Forty-two years later, he once again came across the people and images that in Jack Kerouac’s day dared to deconstruct the American dream of the 1950s. And so the film An American Journey. On the trail of Robert Frank was born.
At every turn, Séclier departs from the work itself to engage with the paintings, films, literature, architecture of the country he’s traversing and whose political and cultural history he is revisiting. And his artistic perseverance does wonders in provoking emotions and causing us to think.
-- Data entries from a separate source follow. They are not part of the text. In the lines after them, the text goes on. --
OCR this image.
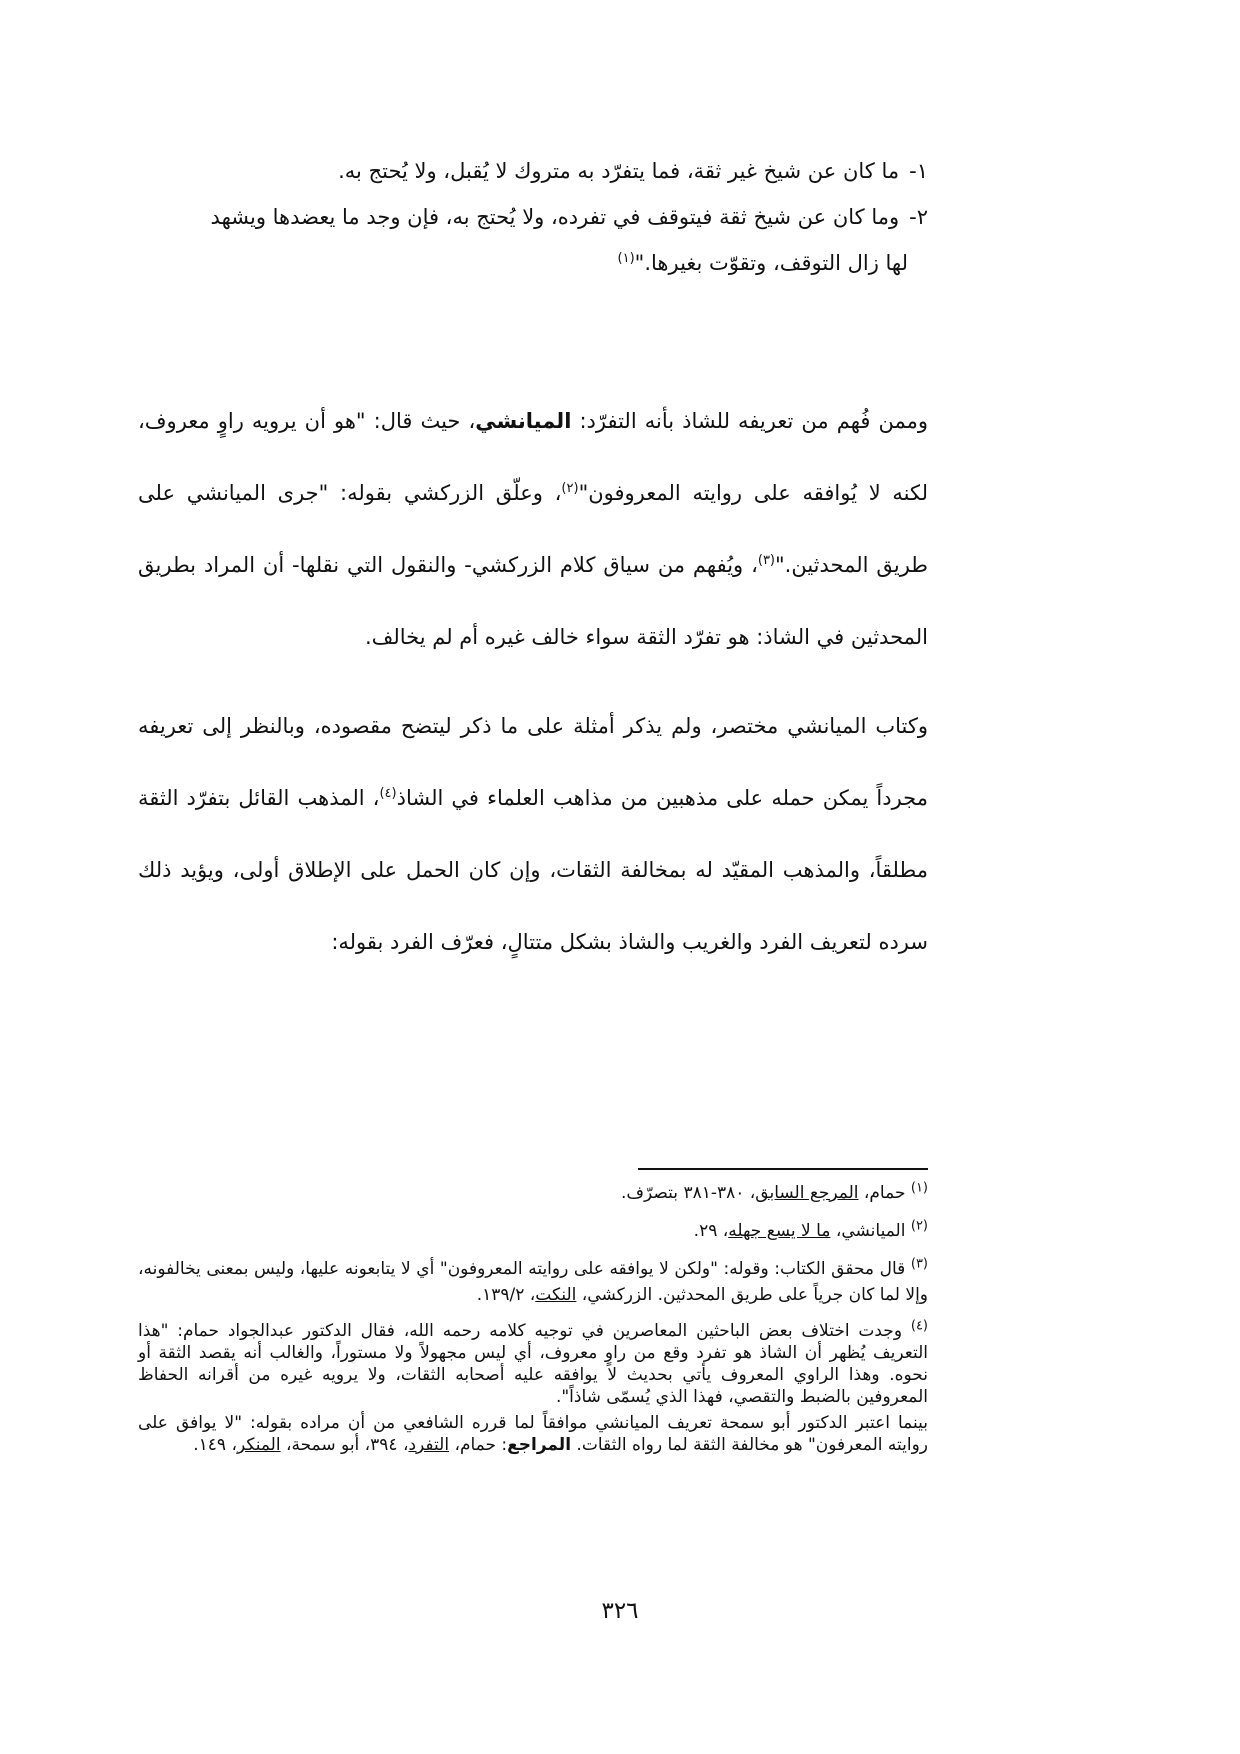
١-ما كان عن شيخ غير ثقة، فما يتفرّد به متروك لا يُقبل، ولا يُحتج به.
٢-وما كان عن شيخ ثقة فيتوقف في تفرده، ولا يُحتج به، فإن وجد ما يعضدها ويشهد
لها زال التوقف، وتقوّت بغيرها."$^{(١)}$

وممن فُهم من تعريفه للشاذ بأنه التفرّد: الميانشي، حيث قال: "هو أن يرويه راوٍ معروف، لكنه لا يُوافقه على روايته المعروفون"$^{(٢)}$، وعلّق الزركشي بقوله: "جرى الميانشي على طريق المحدثين."$^{(٣)}$، ويُفهم من سياق كلام الزركشي- والنقول التي نقلها- أن المراد بطريق المحدثين في الشاذ: هو تفرّد الثقة سواء خالف غيره أم لم يخالف.

وكتاب الميانشي مختصر، ولم يذكر أمثلة على ما ذكر ليتضح مقصوده، وبالنظر إلى تعريفه مجرداً يمكن حمله على مذهبين من مذاهب العلماء في الشاذ$^{(٤)}$، المذهب القائل بتفرّد الثقة مطلقاً، والمذهب المقيّد له بمخالفة الثقات، وإن كان الحمل على الإطلاق أولى، ويؤيد ذلك سرده لتعريف الفرد والغريب والشاذ بشكل متتالٍ، فعرّف الفرد بقوله:

$^{(١)}$ حمام، المرجع السابق، ٣٨٠-٣٨١ بتصرّف.

$^{(٢)}$ الميانشي، ما لا يسع جهله، ٢٩.

$^{(٣)}$ قال محقق الكتاب: وقوله: "ولكن لا يوافقه على روايته المعروفون" أي لا يتابعونه عليها، وليس بمعنى يخالفونه، وإلا لما كان جرياً على طريق المحدثين. الزركشي، النكت، ١٣٩/٢.

$^{(٤)}$ وجدت اختلاف بعض الباحثين المعاصرين في توجيه كلامه رحمه الله، فقال الدكتور عبدالجواد حمام: "هذا التعريف يُظهر أن الشاذ هو تفرد وقع من راوٍ معروف، أي ليس مجهولاً ولا مستوراً، والغالب أنه يقصد الثقة أو نحوه. وهذا الراوي المعروف يأتي بحديث لا يوافقه عليه أصحابه الثقات، ولا يرويه غيره من أقرانه الحفاظ المعروفين بالضبط والتقصي، فهذا الذي يُسمّى شاذاً".

بينما اعتبر الدكتور أبو سمحة تعريف الميانشي موافقاً لما قرره الشافعي من أن مراده بقوله: "لا يوافق على روايته المعرفون" هو مخالفة الثقة لما رواه الثقات. المراجع: حمام، التفرد، ٣٩٤، أبو سمحة، المنكر، ١٤٩.

٣٢٦
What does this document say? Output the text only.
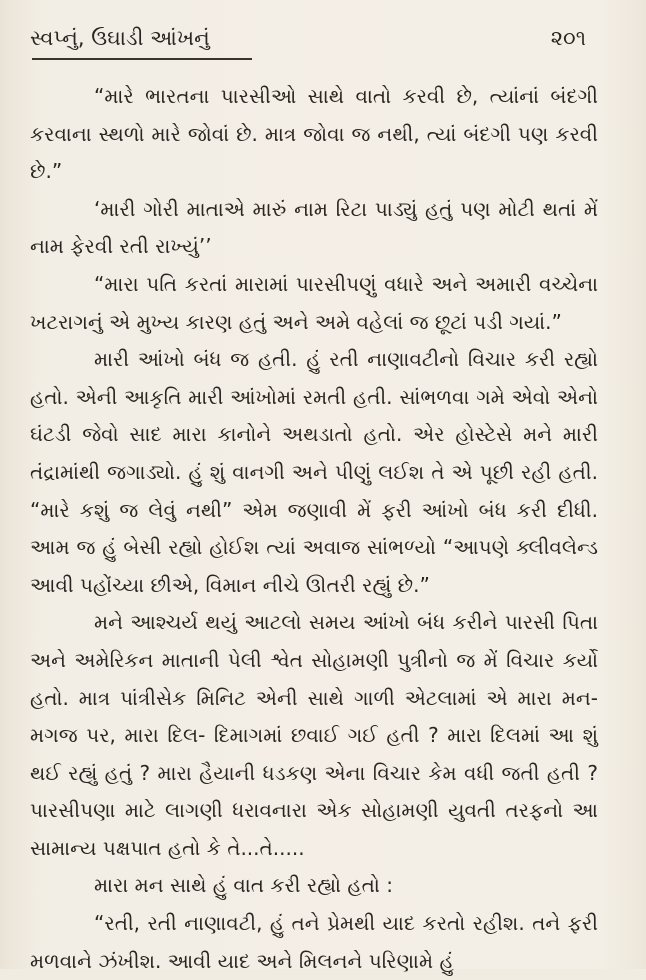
સ્વપ્નું, ઉઘાડી આંખનું	૨૦૧

“મારે ભારતના પારસીઓ સાથે વાતો કરવી છે, ત્યાંનાં બંદગી કરવાના સ્થળો મારે જોવાં છે. માત્ર જોવા જ નથી, ત્યાં બંદગી પણ કરવી છે.”

‘મારી ગોરી માતાએ મારું નામ રિટા પાડ્યું હતું પણ મોટી થતાં મેં નામ ફેરવી રતી રાખ્યું’’

“મારા પતિ કરતાં મારામાં પારસીપણું વધારે અને અમારી વચ્ચેના ખટરાગનું એ મુખ્ય કારણ હતું અને અમે વહેલાં જ છૂટાં પડી ગયાં.”

મારી આંખો બંધ જ હતી. હું રતી નાણાવટીનો વિચાર કરી રહ્યો હતો. એની આકૃતિ મારી આંખોમાં રમતી હતી. સાંભળવા ગમે એવો એનો ઘંટડી જેવો સાદ મારા કાનોને અથડાતો હતો. એર હોસ્ટેસે મને મારી તંદ્રામાંથી જગાડ્યો. હું શું વાનગી અને પીણું લઈશ તે એ પૂછી રહી હતી. “મારે કશું જ લેવું નથી” એમ જણાવી મેં ફરી આંખો બંધ કરી દીધી. આમ જ હું બેસી રહ્યો હોઈશ ત્યાં અવાજ સાંભળ્યો “આપણે ક્લીવલેન્ડ આવી પહોંચ્યા છીએ, વિમાન નીચે ઊતરી રહ્યું છે.”

મને આશ્ચર્ય થયું આટલો સમય આંખો બંધ કરીને પારસી પિતા અને અમેરિકન માતાની પેલી શ્વેત સોહામણી પુત્રીનો જ મેં વિચાર કર્યો હતો. માત્ર પાંત્રીસેક મિનિટ એની સાથે ગાળી એટલામાં એ મારા મન-મગજ પર, મારા દિલ- દિમાગમાં છવાઈ ગઈ હતી ? મારા દિલમાં આ શું થઈ રહ્યું હતું ? મારા હૈયાની ધડકણ એના વિચાર કેમ વધી જતી હતી ? પારસીપણા માટે લાગણી ધરાવનારા એક સોહામણી યુવતી તરફનો આ સામાન્ય પક્ષપાત હતો કે તે...તે.....

મારા મન સાથે હું વાત કરી રહ્યો હતો :

“રતી, રતી નાણાવટી, હું તને પ્રેમથી યાદ કરતો રહીશ. તને ફરી મળવાને ઝંખીશ. આવી યાદ અને મિલનને પરિણામે હું
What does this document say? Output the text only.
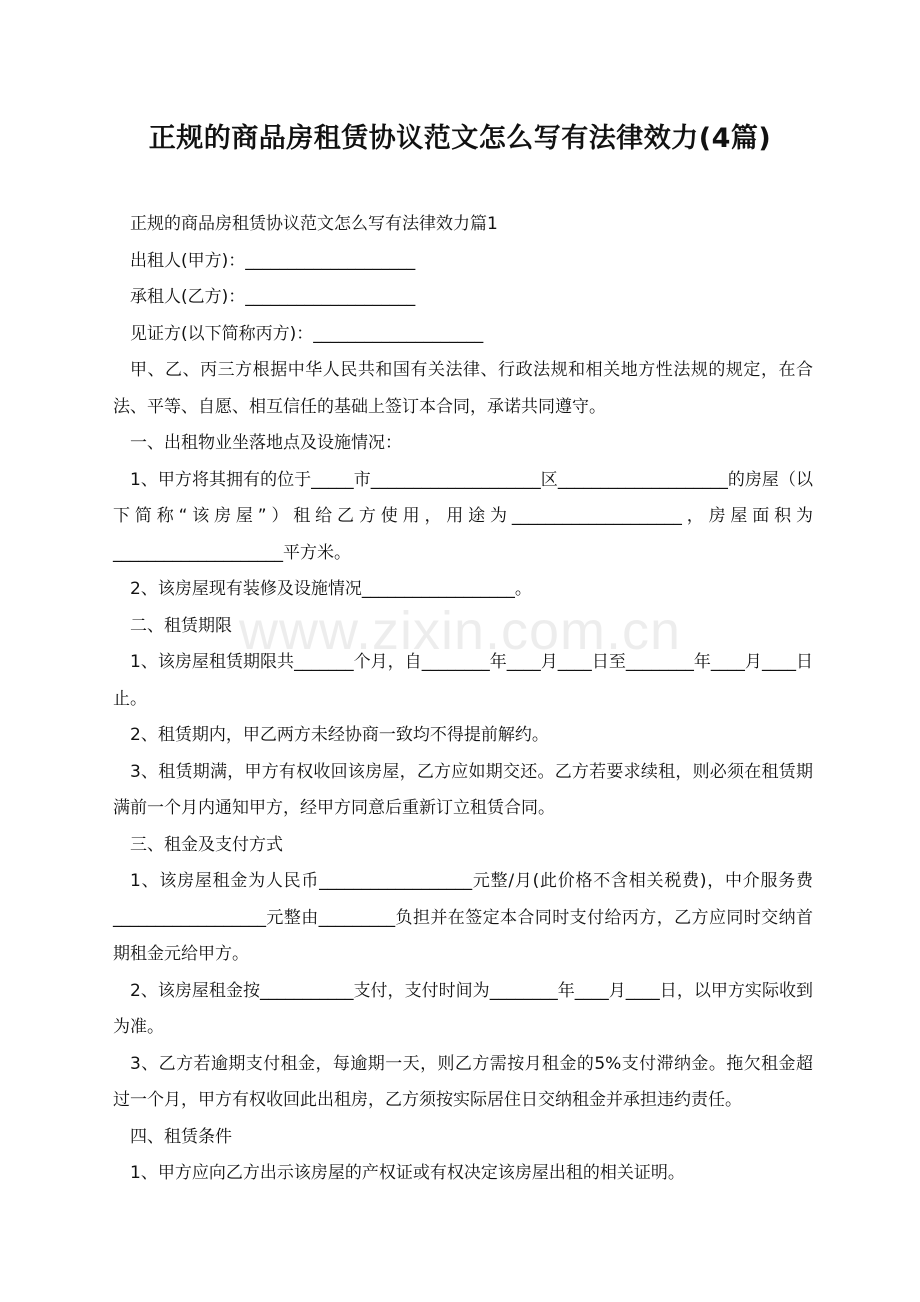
正规的商品房租赁协议范文怎么写有法律效力(4篇)
www.zixin.com.cn

正规的商品房租赁协议范文怎么写有法律效力篇1

出租人(甲方)：____________________

承租人(乙方)：____________________

见证方(以下简称丙方)：____________________

甲、乙、丙三方根据中华人民共和国有关法律、行政法规和相关地方性法规的规定，在合法、平等、自愿、相互信任的基础上签订本合同，承诺共同遵守。

一、出租物业坐落地点及设施情况：

1、甲方将其拥有的位于_____市____________________区____________________的房屋（以下简称“该房屋”）租给乙方使用，用途为____________________，房屋面积为____________________平方米。

2、该房屋现有装修及设施情况__________________。

二、租赁期限

1、该房屋租赁期限共_______个月，自________年____月____日至________年____月____日止。

2、租赁期内，甲乙两方未经协商一致均不得提前解约。

3、租赁期满，甲方有权收回该房屋，乙方应如期交还。乙方若要求续租，则必须在租赁期满前一个月内通知甲方，经甲方同意后重新订立租赁合同。

三、租金及支付方式

1、该房屋租金为人民币__________________元整/月(此价格不含相关税费)，中介服务费__________________元整由_________负担并在签定本合同时支付给丙方，乙方应同时交纳首期租金元给甲方。

2、该房屋租金按___________支付，支付时间为________年____月____日，以甲方实际收到为准。

3、乙方若逾期支付租金，每逾期一天，则乙方需按月租金的5%支付滞纳金。拖欠租金超过一个月，甲方有权收回此出租房，乙方须按实际居住日交纳租金并承担违约责任。

四、租赁条件

1、甲方应向乙方出示该房屋的产权证或有权决定该房屋出租的相关证明。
‘My passion for photography led me to places where I’d never thought I would venture. It provided me the means to publish, and now to exhibit’, offers Séclier, who now counts among his personal mythologies another intellectual and artistic mind in the person of the architect Tadao Ando, an autodidact like him. In 2021, his photographic investigations into one hundred and twenty buildings imagined by the Japanese builder have led him, this time mainly in Japan, to publishing an atlas.
The spiritual elevation that the great minds, the superior intellects full of receptive antennas, have transmitted to him, made him take up this mad challenge. ‘They opened my eyes, they made me understand the world we live in’, he says. Some part of them, but also of Xavier Barral, who has passed away, and of Raymond Depardon, with whom he regularly collaborates, will always resonate in him.